De Rurange currently works with Utah Community Action’s Head Start program. She was against microbreweries in Provo because “proximity and accessibility make a big difference.” She said she has worked with children and youth, and she wants Provo to remain its own “microcosm” away from “all the vices” that could potentially hurt them and the Provo community.
Councilman David Shipley said he visited Springville’s Strap Tank Brewery in his own personal research of microbreweries. While talking with the management of the microbrewery, he found that these culinary establishments work hard to follow the guidelines set by the Utah Department of Alcoholic Beverage Control and try their best to stay even lower in alcohol sales to never risk losing their liquor licenses. He also related Red Robin to microbreweries and said people already drink in environments similar to what a brewery would have if the land use ordinance was overturned.

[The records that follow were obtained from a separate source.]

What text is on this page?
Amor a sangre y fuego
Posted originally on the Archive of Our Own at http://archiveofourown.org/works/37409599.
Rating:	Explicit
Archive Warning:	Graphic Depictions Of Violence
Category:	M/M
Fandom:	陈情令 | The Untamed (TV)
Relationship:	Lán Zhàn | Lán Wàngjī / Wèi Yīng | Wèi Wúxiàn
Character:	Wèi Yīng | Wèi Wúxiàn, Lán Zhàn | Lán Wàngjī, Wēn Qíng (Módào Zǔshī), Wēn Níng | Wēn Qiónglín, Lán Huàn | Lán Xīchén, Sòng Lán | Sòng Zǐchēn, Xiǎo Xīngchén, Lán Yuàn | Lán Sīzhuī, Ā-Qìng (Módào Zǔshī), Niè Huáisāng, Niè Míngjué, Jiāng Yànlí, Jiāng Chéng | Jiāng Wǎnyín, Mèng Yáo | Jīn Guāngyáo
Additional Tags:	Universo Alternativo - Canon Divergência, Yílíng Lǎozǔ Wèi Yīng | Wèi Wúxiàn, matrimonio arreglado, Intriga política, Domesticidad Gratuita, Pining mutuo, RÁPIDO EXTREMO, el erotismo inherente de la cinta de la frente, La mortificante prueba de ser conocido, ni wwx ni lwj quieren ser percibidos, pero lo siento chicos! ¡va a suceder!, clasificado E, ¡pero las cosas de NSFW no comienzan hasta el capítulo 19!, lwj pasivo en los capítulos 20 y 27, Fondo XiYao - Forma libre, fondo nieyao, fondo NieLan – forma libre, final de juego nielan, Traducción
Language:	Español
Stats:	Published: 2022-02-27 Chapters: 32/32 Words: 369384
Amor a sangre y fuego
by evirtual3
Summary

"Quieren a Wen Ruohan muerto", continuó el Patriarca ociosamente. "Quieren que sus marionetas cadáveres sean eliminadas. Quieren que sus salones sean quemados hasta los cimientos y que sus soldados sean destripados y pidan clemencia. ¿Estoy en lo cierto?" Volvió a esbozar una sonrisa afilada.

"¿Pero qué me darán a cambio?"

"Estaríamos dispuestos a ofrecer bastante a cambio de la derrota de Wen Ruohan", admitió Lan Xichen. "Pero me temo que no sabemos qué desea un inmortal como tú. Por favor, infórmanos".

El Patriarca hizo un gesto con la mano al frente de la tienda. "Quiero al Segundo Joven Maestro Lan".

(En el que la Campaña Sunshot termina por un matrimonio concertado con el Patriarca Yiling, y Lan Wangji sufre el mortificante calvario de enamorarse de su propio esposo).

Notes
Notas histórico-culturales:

Councilor Shannon Ellsworth expressed her approval of microbreweries and echoed Pearson’s statement of how perspectives on alcohol produced in microbrewery restaurants versus purchasing it from other sources were “arbitrary.”
She expressed that limiting alcohol because it was unhealthy or seen as a danger to society couldn’t be the deciding argument for her to say no. She voted for the amendment, along with Councilor Travis Hoban, Councilor Shipley and Councilor David Harding.
“Provo’s been recognized as a place to start a business, a place to invest in real estate, a place to live,” Peterson said. “Growth is going to happen, no matter what we do as a community, so it’s crucial that we make sure that we are growing in a good way. And decisions like this I think are imperative in that growth.”